In RANGI, you don't mention any geo component of the locators.
But this was all a side comment. What I meant is that the problem
of mapping PI identifiers to PA locators is just the same as
mapping geo addresses to topological addresses. I don't see any
evidence that the mapping can be significantly more compact
than if the identifiers are assigned randomly. Wei Zhang seemed
to argue that by some special assignment scheme for identfiers,
we can get a significantly smaller map. I would like to see
the data supporting that.
It must be something quite different from what I understand.
This thread "Aggregatable EIDs" is concerned about aggregating EIDs
and the problems with mapping the prefixes to RLOCs. This objective
wouldn't even exist if both EID and RLOC-ID are asigned a "third"
information (I proposed it not long ago) which itself is
universally routable and which wouldn't need any authoritative
provisioner either. No need for aggregating any two EIDs! No need
for mapping any EID-IP-address to any RLOC-IP-address provided that
they share a common attribute that is derived from geographical
coordinates.
My point is that aggregation of EIDs is basically artificial.
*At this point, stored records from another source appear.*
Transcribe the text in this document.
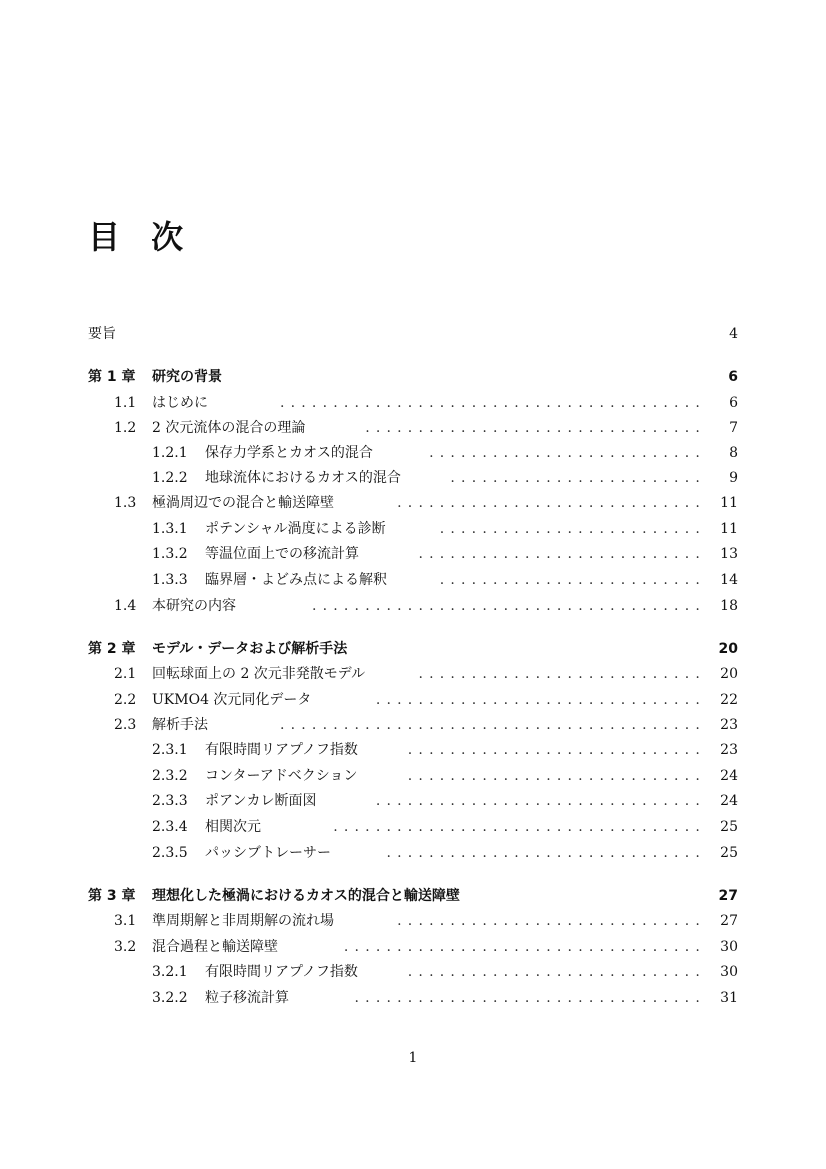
目 次
要旨	4
第 1 章 研究の背景	6
1.1 はじめに	6
........................................
1.2 2 次元流体の混合の理論	7
................................
1.2.1 保存力学系とカオス的混合	8
..........................
1.2.2 地球流体におけるカオス的混合	9
........................
1.3 極渦周辺での混合と輸送障壁	11
.............................
1.3.1 ポテンシャル渦度による診断	11
.........................
1.3.2 等温位面上での移流計算	13
...........................
1.3.3 臨界層・よどみ点による解釈	14
.........................
1.4 本研究の内容	18
.....................................
第 2 章 モデル・データおよび解析手法	20
2.1 回転球面上の 2 次元非発散モデル	20
...........................
2.2 UKMO4 次元同化データ	22
...............................
2.3 解析手法	23
........................................
2.3.1 有限時間リアプノフ指数	23
............................
2.3.2 コンターアドベクション	24
............................
2.3.3 ポアンカレ断面図	24
...............................
2.3.4 相関次元	25
...................................
2.3.5 パッシブトレーサー	25
..............................
第 3 章 理想化した極渦におけるカオス的混合と輸送障壁	27
3.1 準周期解と非周期解の流れ場	27
.............................
3.2 混合過程と輸送障壁	30
..................................
3.2.1 有限時間リアプノフ指数	30
............................
3.2.2 粒子移流計算	31
.................................
1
By sticking to non-routable identifiers none of the 14 solutions
becomes any better than LISP.
At some level they are probably all isomorphic, yes. Except maybe
ILNP.
Note, not only IPv4 / IPv6 addresses are non-routable, AS numbers
aren't either.
But there are about 10 times fewer active AS numbers than there are
active
prefixes. So flat-routing on AS numbers would gain one order of
magnitude
immediately.
With 99 % of the hosts being mobile, wouldn't it be appropriate to
have mainly provider-independent FQDNs
Well, yes, which is why Christian Vogt's proposal for name-based
sockets is very interesting. But actually it only hides the problem
in the socket layer; the problem doesn't go away.
and a DNS that is fairly up-to-date with the correlation between a
respective HIT and the current location, i.e. completely
independent of the current AS?
If the locator is PA, sure. But that's the problem - making the
locator PA.
Since the HIT is already a provider-independent host identifier,
why should each host be assigned with a FQDN as another provider-
independent ID? Taken the current cell-phone mobile network as an
example, does every cell-phone need a FQDN-like global name besides
the cell-phone number itself?
Well, until people drop the stupidity of reverse DNS lookup as a
"security check"
it's very hard to drop this. Of course it's bogus. (Do you really care
that my FQDN right now is 121.98.142-??.bitstream.orcon.net.nz?)